Rails World + Offsite
We were extremely happy to have secured six tickets to attend the next Rails World in Toronto next September. We will take advantage of the conference to fly everyone to Quebec city a few days before the conference. It will be the first time the whole company will meet in person!
See more information about Rails Word in our Notion.
End of May Janie and I will fly to New-York for 3 days to meet our best customers from the Big Apple. This will be a first for me as I’ve rarely met customers in real life apart from the few we have in Quebec city! I will probably also go to the bay area and LA soon to do the same. Why? From every business-oriented person I talked to, it is an absolute must to meet your best customers in person:
On June 4th and 5th, Janie and I will be attending our first trade show, the Future of Supply Chain. This event focuses on transportation and logistics businesses, which are key customer segments for us. These businesses typically have a large number of user seats and are heavy users of our assignment, chat, and task features.

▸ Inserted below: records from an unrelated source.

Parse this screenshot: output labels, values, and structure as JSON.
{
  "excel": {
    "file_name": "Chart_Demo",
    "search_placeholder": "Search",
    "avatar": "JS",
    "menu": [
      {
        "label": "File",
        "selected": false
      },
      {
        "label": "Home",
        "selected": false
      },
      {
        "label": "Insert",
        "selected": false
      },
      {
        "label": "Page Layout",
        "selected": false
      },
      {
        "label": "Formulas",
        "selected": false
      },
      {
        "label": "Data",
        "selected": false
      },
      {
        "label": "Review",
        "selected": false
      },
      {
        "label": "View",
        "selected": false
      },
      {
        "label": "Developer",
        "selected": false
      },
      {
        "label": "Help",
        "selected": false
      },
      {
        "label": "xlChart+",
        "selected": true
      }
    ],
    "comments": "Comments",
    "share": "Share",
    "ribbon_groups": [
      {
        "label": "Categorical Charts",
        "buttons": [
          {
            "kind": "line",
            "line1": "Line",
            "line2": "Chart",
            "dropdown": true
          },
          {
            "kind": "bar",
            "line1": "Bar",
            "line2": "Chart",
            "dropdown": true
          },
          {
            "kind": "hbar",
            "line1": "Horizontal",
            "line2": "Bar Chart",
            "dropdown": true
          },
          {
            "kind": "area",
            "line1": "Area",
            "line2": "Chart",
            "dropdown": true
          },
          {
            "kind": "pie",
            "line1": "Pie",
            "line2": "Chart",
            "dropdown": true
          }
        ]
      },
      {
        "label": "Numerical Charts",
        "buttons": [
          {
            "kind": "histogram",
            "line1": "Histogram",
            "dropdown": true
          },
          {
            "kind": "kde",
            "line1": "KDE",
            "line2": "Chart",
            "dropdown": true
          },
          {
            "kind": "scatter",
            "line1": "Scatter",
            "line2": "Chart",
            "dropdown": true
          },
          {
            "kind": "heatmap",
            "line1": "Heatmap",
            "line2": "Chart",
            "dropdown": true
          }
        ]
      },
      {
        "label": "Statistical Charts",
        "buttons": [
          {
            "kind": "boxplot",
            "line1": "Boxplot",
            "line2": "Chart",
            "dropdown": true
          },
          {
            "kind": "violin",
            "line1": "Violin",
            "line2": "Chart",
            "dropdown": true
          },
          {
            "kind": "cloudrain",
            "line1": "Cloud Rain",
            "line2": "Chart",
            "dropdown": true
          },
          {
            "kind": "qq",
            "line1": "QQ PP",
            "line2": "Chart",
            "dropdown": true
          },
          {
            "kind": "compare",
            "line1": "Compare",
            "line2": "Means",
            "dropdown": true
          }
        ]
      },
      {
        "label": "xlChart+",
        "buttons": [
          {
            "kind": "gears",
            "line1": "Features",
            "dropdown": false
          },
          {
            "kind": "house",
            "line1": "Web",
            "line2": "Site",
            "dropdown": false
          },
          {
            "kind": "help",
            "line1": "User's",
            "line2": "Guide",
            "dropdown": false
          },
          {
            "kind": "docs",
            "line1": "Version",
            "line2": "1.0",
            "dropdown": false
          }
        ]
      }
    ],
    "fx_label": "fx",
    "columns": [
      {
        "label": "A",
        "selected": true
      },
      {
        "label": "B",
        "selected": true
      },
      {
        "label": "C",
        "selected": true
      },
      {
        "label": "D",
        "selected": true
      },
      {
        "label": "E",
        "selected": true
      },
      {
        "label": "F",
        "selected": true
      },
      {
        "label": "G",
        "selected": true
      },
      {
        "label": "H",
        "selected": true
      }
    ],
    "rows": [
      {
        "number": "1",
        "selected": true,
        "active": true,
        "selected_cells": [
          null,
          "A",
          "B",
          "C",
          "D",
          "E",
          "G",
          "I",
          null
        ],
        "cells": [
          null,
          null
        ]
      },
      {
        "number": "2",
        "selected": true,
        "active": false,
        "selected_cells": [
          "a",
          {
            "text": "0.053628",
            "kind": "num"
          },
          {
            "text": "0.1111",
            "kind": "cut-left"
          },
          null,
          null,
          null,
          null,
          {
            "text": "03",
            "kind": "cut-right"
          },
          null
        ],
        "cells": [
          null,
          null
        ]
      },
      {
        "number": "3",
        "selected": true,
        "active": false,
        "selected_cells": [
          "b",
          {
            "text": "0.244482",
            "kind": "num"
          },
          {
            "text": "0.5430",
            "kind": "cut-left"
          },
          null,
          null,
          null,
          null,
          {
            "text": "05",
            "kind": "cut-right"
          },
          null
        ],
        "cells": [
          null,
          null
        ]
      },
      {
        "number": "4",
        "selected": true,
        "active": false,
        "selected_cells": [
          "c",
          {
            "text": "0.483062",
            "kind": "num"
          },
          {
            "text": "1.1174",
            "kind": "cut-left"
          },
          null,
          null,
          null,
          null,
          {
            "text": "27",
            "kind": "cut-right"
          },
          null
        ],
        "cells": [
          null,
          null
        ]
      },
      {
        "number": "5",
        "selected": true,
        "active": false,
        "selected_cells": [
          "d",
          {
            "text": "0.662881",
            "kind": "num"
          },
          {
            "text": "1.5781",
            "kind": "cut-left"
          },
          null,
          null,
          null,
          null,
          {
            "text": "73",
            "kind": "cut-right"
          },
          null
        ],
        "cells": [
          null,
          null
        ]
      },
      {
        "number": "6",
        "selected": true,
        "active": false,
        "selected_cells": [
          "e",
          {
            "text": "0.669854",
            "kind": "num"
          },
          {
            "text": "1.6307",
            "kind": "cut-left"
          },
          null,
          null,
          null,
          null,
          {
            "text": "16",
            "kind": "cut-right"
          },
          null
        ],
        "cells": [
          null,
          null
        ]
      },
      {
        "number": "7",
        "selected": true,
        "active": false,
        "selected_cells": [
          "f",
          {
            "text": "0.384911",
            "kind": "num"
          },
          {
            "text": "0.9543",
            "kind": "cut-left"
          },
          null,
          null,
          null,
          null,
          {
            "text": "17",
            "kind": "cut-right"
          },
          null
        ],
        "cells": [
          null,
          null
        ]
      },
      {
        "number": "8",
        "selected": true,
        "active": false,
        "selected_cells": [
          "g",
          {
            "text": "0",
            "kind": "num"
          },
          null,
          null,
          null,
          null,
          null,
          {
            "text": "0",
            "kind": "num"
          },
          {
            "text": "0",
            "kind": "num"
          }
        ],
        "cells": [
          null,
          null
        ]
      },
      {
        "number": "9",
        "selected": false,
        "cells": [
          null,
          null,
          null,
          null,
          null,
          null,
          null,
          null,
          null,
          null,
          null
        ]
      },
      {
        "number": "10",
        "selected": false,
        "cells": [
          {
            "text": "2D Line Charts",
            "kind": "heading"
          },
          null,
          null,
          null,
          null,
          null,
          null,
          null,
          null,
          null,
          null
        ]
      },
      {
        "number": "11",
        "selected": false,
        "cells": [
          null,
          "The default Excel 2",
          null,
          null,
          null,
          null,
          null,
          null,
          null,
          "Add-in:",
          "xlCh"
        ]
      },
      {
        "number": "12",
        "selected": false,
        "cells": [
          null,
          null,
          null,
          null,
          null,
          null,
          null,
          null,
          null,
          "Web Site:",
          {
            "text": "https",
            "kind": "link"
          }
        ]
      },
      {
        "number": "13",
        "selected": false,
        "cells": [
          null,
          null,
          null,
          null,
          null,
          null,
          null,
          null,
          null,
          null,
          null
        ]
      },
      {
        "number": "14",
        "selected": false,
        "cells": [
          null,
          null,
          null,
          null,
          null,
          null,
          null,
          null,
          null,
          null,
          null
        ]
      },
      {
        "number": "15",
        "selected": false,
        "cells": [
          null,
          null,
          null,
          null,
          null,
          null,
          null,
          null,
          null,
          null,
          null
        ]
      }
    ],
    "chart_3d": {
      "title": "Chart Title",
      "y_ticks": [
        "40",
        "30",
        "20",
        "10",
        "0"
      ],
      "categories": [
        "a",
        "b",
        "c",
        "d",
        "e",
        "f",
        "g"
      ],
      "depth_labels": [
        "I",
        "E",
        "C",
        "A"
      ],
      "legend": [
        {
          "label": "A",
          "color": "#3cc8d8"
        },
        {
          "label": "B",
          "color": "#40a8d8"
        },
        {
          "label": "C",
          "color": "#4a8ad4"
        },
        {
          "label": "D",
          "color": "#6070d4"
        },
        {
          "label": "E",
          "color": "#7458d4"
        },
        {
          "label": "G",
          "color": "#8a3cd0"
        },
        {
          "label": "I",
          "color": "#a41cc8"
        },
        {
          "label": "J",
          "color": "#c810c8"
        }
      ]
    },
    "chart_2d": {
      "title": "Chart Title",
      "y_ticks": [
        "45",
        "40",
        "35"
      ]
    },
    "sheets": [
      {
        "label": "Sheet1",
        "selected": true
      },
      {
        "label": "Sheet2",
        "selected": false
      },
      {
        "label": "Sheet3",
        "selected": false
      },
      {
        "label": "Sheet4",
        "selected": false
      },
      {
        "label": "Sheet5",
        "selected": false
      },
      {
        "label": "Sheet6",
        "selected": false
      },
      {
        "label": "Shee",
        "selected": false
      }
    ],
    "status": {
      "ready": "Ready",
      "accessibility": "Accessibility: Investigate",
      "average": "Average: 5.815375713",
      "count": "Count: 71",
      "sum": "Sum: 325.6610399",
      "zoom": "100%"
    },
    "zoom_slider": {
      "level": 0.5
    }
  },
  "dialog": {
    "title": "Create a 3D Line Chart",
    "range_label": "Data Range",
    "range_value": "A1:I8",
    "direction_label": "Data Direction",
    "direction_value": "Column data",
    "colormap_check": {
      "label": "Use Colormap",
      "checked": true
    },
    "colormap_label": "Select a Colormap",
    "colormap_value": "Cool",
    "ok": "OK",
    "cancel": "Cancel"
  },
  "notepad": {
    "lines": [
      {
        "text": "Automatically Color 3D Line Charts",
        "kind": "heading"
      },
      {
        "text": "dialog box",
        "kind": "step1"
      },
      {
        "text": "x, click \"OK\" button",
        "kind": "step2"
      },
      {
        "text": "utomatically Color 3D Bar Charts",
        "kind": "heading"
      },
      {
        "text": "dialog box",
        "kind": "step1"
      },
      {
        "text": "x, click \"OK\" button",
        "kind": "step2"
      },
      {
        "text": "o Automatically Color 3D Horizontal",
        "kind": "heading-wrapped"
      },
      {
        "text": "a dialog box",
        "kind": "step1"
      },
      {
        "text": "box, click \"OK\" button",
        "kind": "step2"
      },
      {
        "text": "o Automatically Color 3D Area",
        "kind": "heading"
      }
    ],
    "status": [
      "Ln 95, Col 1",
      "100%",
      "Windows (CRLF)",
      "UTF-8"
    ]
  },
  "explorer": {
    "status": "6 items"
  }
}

We will have a small booth, and I will be giving a 7-minute demonstration of Missive on the main stage.
We aim to connect with potential big customers and hopefully secure new business. This will be a valuable learning experience for us and help us define what we need going forward to improve go to market strategies.
Next, we plan to participate in more events within the logistics and transportation industries. Additionally, we will explore opportunities in the travel and hospitality industry, where we also have a strong customer base.